E as razões para esse investimento não são poucas. A produção de soja deste ano deve somar 68 milhões de toneladas e a oleaginosa tem sido a responsável pelo aumento no consumo total de defensivos. Os 23,2 milhões de hectares semeados com o grão receberam 530,1 mil toneladas de defensivos, segundo a FMC, elevando em 18% o volume consumido. ''A soja tem um papel importante para que a gente possa chegar a US$ 1 bi'', afirma Antonio Carlos Zem, diretor-presidente da FMC na América Latina. Segundo ele, atualmente a soja representa 30% do volume de negócios da empresa, mas a projeção é chegar aos 50%. Ao todo, o Brasil representa 38% do faturamente da empresa no mundo.
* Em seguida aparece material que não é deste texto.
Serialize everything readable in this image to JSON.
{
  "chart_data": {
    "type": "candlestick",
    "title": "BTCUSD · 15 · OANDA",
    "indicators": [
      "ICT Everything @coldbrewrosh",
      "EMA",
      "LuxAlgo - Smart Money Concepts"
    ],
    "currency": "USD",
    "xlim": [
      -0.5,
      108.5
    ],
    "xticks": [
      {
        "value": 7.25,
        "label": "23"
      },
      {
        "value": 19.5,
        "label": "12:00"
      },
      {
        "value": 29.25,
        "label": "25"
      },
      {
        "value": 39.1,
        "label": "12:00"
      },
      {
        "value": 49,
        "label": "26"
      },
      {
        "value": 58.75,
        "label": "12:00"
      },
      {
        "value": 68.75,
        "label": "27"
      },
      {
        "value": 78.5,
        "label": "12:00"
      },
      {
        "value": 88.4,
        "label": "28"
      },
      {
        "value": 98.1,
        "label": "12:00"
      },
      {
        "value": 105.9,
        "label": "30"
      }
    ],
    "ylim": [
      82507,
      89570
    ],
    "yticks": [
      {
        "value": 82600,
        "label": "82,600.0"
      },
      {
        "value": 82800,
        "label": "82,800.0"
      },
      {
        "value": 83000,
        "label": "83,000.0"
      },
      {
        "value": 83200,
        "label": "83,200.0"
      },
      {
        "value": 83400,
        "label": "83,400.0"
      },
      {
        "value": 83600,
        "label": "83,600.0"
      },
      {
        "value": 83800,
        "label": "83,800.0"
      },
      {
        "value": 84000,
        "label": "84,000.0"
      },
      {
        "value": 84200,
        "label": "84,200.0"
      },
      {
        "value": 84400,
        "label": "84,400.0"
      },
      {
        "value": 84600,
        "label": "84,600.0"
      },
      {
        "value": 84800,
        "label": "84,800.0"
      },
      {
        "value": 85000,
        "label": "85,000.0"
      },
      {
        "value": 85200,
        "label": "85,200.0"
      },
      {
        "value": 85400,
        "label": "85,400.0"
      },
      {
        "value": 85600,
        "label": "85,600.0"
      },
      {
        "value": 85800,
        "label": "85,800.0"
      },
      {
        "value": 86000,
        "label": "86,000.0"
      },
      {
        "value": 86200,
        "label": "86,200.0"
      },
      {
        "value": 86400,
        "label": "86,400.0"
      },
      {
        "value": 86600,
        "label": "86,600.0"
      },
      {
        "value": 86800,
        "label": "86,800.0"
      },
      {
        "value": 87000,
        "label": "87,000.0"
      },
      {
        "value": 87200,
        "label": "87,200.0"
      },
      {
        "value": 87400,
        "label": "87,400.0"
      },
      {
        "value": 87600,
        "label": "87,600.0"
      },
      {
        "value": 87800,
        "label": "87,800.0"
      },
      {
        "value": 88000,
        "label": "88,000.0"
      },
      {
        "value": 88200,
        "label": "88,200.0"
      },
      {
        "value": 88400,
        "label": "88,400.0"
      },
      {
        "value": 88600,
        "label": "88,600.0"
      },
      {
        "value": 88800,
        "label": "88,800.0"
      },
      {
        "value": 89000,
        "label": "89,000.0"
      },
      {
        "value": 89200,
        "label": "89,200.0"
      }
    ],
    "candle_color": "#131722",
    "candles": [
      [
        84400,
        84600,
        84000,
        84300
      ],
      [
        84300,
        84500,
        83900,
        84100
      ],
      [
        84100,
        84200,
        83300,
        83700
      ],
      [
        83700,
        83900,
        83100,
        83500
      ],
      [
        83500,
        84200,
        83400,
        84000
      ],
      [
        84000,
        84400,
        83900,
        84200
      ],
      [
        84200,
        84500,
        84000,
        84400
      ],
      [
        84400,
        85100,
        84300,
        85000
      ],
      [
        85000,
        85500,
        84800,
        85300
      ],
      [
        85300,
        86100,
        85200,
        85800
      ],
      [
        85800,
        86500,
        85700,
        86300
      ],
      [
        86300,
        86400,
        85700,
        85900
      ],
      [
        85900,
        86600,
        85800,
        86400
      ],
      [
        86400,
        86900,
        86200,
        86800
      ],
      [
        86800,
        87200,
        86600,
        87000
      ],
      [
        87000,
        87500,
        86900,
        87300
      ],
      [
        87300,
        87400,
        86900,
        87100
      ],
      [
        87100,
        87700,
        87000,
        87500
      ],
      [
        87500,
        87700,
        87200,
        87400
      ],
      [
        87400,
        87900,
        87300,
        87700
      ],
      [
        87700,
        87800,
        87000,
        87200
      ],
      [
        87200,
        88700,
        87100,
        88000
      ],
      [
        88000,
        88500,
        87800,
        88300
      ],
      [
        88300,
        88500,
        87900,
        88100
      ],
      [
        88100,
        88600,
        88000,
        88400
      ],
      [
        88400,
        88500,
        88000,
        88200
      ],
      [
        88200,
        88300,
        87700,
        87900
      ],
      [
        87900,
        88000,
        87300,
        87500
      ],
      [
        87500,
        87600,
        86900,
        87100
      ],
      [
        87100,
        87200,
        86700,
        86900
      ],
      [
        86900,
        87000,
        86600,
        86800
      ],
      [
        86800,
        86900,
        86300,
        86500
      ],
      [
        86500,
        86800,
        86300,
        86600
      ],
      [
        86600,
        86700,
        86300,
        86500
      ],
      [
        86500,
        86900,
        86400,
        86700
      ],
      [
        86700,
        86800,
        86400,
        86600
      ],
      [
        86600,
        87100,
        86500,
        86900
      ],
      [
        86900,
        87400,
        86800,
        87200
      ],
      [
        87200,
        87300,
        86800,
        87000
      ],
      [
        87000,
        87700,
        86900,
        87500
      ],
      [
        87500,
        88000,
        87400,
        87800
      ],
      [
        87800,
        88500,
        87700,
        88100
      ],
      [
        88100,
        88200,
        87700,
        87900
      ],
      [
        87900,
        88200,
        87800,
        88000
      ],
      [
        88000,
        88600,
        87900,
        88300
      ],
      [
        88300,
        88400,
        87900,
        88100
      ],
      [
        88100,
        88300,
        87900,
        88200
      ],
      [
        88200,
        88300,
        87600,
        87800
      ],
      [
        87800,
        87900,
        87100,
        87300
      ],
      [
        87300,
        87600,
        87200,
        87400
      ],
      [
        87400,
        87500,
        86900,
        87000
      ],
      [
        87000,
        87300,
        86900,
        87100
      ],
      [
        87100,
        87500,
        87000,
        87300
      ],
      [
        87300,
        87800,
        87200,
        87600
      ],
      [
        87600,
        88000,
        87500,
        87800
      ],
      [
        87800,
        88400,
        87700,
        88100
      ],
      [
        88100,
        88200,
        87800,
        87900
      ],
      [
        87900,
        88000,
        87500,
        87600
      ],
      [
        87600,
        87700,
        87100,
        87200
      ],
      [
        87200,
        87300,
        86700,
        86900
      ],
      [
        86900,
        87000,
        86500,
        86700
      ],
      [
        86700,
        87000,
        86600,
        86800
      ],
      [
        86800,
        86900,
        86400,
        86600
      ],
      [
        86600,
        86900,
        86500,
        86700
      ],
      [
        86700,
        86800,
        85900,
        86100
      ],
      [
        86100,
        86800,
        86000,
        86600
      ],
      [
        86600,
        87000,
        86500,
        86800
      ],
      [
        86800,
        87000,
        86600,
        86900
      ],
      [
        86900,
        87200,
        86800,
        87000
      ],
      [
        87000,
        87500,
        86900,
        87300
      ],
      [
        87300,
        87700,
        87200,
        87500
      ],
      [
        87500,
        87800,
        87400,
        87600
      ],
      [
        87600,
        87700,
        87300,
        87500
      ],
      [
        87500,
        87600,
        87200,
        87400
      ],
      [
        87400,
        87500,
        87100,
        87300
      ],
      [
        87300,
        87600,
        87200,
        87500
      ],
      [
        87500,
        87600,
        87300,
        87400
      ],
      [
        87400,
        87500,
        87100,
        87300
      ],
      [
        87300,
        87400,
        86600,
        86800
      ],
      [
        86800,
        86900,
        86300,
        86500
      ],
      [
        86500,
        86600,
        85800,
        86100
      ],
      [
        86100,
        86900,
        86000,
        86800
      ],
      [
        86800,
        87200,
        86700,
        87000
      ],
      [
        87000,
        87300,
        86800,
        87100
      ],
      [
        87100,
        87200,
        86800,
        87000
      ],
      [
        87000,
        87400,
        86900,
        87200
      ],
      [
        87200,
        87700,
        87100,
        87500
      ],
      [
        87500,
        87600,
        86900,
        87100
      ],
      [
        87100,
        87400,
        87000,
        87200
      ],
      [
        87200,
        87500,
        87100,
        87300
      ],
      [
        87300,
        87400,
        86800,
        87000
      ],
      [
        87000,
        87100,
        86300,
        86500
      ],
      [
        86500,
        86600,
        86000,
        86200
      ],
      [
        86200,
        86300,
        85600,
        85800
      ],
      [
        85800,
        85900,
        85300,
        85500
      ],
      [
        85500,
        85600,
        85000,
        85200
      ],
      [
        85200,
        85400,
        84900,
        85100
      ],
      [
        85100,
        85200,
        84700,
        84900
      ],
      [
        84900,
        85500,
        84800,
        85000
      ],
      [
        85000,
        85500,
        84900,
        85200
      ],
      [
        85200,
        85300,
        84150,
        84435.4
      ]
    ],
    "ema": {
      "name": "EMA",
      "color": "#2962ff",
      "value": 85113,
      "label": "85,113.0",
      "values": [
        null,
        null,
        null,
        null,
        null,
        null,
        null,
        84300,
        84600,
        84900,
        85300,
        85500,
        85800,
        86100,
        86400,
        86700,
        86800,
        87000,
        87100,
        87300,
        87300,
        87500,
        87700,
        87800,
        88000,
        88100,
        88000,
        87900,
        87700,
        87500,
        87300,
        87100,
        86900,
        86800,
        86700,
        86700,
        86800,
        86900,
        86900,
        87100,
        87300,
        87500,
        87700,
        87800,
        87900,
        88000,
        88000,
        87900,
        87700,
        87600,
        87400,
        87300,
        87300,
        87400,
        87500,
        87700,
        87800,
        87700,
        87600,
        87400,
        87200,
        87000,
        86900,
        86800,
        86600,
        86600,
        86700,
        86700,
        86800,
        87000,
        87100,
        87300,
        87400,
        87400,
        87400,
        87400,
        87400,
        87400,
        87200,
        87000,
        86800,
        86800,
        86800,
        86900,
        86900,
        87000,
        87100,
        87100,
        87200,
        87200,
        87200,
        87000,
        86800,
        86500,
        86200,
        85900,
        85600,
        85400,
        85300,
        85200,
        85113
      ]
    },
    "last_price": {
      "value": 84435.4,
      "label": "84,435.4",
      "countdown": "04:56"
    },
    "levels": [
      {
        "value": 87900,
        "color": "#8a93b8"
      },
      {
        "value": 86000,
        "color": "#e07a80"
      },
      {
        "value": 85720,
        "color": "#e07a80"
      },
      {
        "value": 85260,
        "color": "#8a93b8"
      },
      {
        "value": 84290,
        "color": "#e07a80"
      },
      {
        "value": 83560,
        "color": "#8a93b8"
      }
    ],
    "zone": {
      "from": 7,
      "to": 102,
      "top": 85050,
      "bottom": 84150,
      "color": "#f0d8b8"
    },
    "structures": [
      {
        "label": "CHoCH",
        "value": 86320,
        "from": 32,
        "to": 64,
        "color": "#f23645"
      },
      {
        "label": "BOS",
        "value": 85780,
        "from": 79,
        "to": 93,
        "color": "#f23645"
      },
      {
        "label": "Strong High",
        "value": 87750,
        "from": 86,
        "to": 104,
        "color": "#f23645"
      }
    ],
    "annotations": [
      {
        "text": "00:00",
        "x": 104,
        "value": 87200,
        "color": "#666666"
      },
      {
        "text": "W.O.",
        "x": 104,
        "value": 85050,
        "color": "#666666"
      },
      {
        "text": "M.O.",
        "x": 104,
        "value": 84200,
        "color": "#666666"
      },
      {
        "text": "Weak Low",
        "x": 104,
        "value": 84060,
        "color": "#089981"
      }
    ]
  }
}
Conforme Zem, as previsões para o segmento de defensivos também são bastante positivas e deve chegar a um faturamento de US$ 9,3 bilhões no País até 2015. No ano passado foram US$ 6,6 bi e a expectativa para este ano é de US$ 7,4 bi. De olho nisso e para alcançar o US$ 1 bi de faturamento a empresa tem previsão para lançar 42 produtos, 25 deles para o segmento de soja. ''Estamos apostando em tecnologia''. (E.Z.)